What we start to think about are the differences between the two, and we come up with answers. I think I am like most Americans, and whenever I read or hear about all these indictments against Donald Trump, I’m shocked and even somewhat befuddled. What do I make of this? It might take a while, but then the answers do come. Of course, this is an abuse of power, but this is what the elites say that it isn’t. I don’t know how many times I’ve read in the NYT or heard from broadcast talking heads the details about how Trump should be very concerned about this indictment or that indictment, but all these claims come from an institution (the media) that is no longer trusted. All these thoughtful, deep arguments made by Harvard and Yale graduates who work for the media fail (or refuse) to acknowledge the elephant in the room: this is an abuse of power.
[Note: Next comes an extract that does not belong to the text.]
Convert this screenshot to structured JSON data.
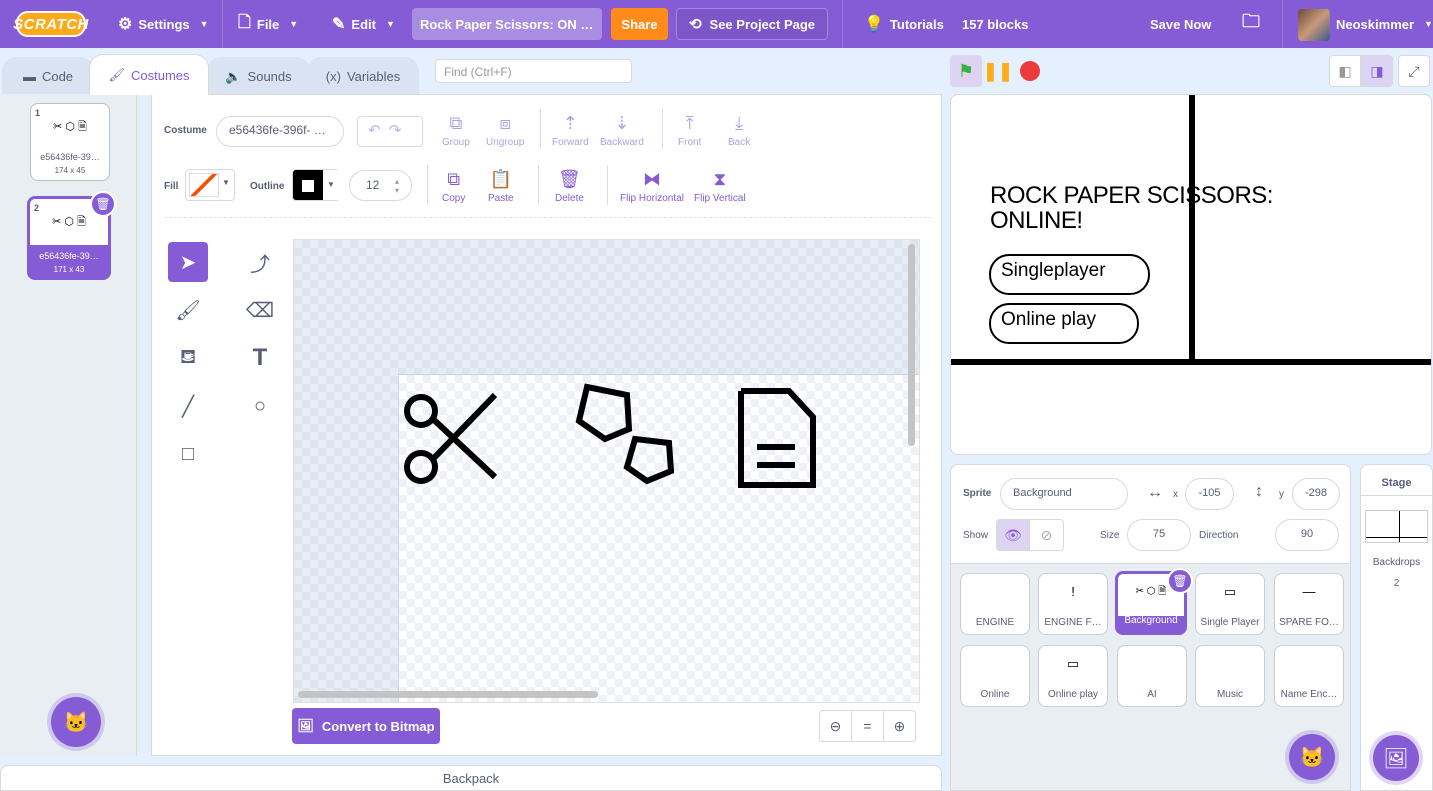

It starts to look like a cover up based on the belief the elites have that no one can think anything except what they say.

And we start to think other things despite what we are told -- like the Department of Justice isn’t interested in justice at all. It defends a defunct elite -- which Donald Trump dared to challenge. (And, boy, did they make him pay for it!)

Another theme the elites are speaking louder and louder is Donald Trump tried to illegally overturn the 2020 election. He and his 18 co-conspirators have been indicted and must defend against RICO charges, which have been inventively interpreted to fit a political goal. Trump had every right to dispute the election results. So did Al Gore.

So the claim that the 91 charges are about justice is not about justice, and since our legal system is politically empowered it cannot be opposed. Trump can fight all he wants, but to challenge the legal system is to challenge the state itself, and no one is allowed to do that. That would challenge what the elites call a "democracy" that they run, but what many now believe is a banana republic, where any abuse of power is justified by the media machine.

The belief, the hope, of the so-called Left is that Trump will be steamrolled by an omnipotent institution, the banana republic ministry of justice, and nothing can save him or his co-conspirators.

Maybe Thomas Paine said it better than anyone, “Tyranny, like hell, is not easily conquered.”